My name is Márcia Patrícia and like the great majority of women in the semi-arid I was destined by local custom to travel long distances to fetch water for the most basic of household needs. I was born in the municipality of Queimadas, in the rural east of Paraíba. As a child I worked hard to help my mother raise my 13 siblings. I married too early and faced deprivation and violence.

When I started to participate in the rural workers union of the municipality life took a new turn. Contact with the union allowed me to meet and exchange experiences with others. I also gained access to two hydrological structures: a cistern to store drinking and cooking water and one for food production.

The cistern is a technology that can capture and store rain water that would otherwise be lost as runoff. This removes the burden of travelling long distances to fetch water, especially for women, and enables them to grow food.
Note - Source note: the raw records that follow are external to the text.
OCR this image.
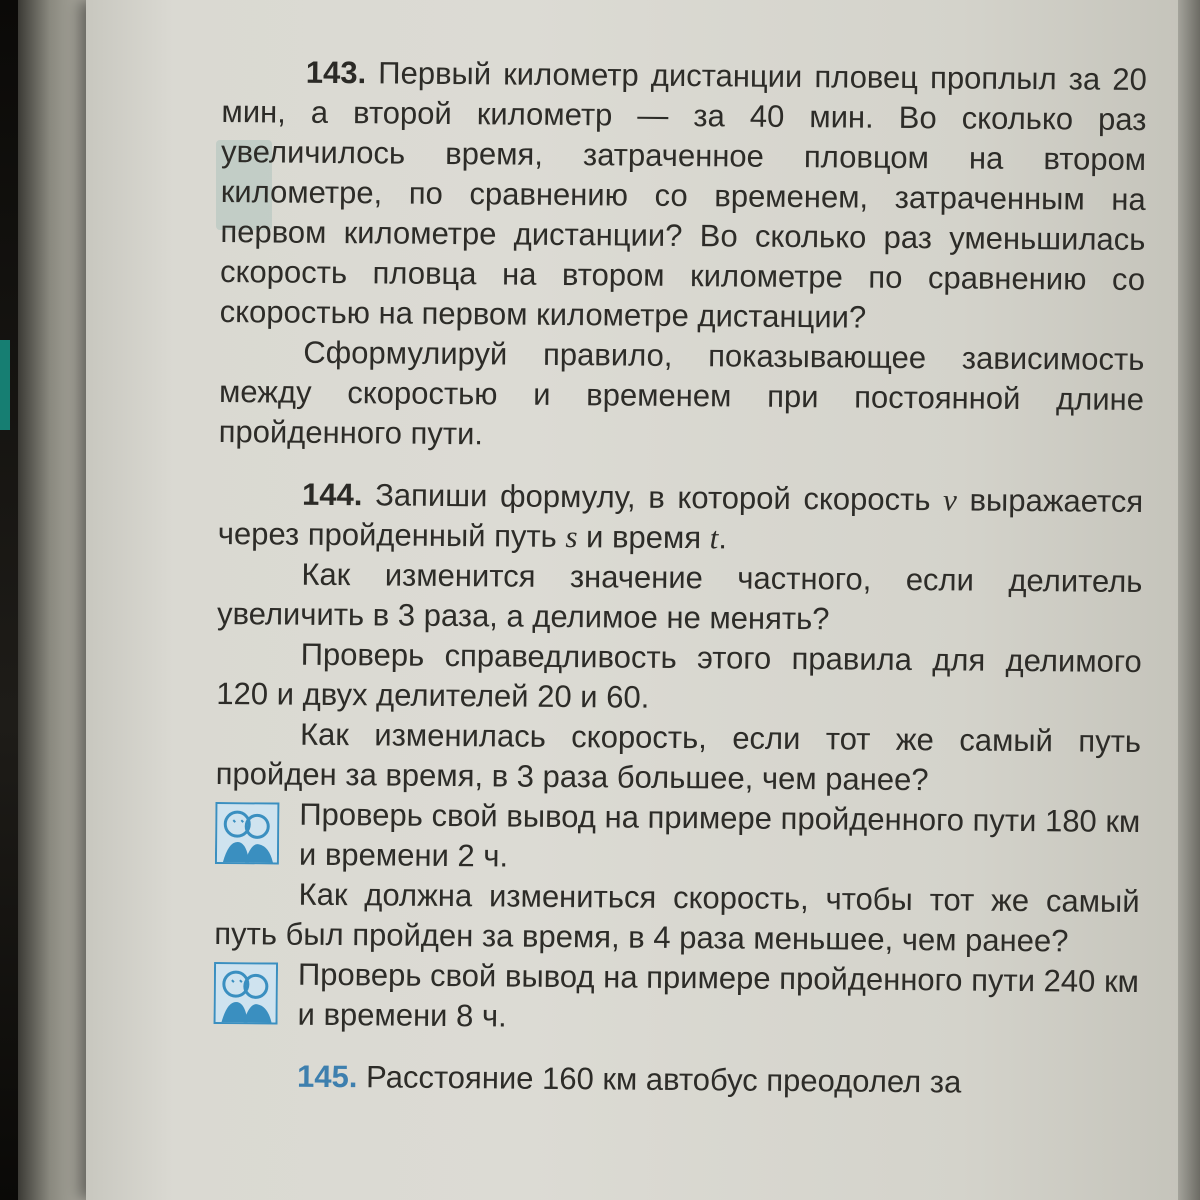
143. Первый километр дистанции пловец проплыл за 20 мин, а второй километр — за 40 мин. Во сколько раз увеличилось время, затраченное пловцом на втором километре, по сравнению со временем, затраченным на первом километре дистанции? Во сколько раз уменьшилась скорость пловца на втором километре по сравнению со скоростью на первом километре дистанции?

Сформулируй правило, показывающее зависимость между скоростью и временем при постоянной длине пройденного пути.

144. Запиши формулу, в которой скорость v выражается через пройденный путь s и время t.

Как изменится значение частного, если делитель увеличить в 3 раза, а делимое не менять?

Проверь справедливость этого правила для делимого 120 и двух делителей 20 и 60.

Как изменилась скорость, если тот же самый путь пройден за время, в 3 раза большее, чем ранее?

Проверь свой вывод на примере пройденного пути 180 км и времени 2 ч.

Как должна измениться скорость, чтобы тот же самый путь был пройден за время, в 4 раза меньшее, чем ранее?

Проверь свой вывод на примере пройденного пути 240 км и времени 8 ч.

145. Расстояние 160 км автобус преодолел за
The ‘pavement-cistern’, which stores 52,000 litres of rainwater from a 200 m2 pavement, allows me to produce food, bringing autonomy and freedom. Today I market my produce and have become a community leader. I am the director of the rural workers union and the coordinator of the comission on animal husbandry within Polo da Borborema, a network of family farmers’ organisations and trade unions.

My experience is not an isolated one. In the Polo da Borborema, an initiative of 14 rural unions and more than 5000 women farmers led to the construction of about 1200 ‘pavement-cisterns’. This technology has strengthened a network of women farmer experimenters who are building autonomy through food production that can withstand even the most severe droughts.

In the past few years, more than 120,000 families across the entire semi-arid region of Brazil have mobilised around access to water for food production. They are transforming their own initiatives and experiences into public policies that can alleviate poverty, guarantee food security and, above all, empower women family farmers.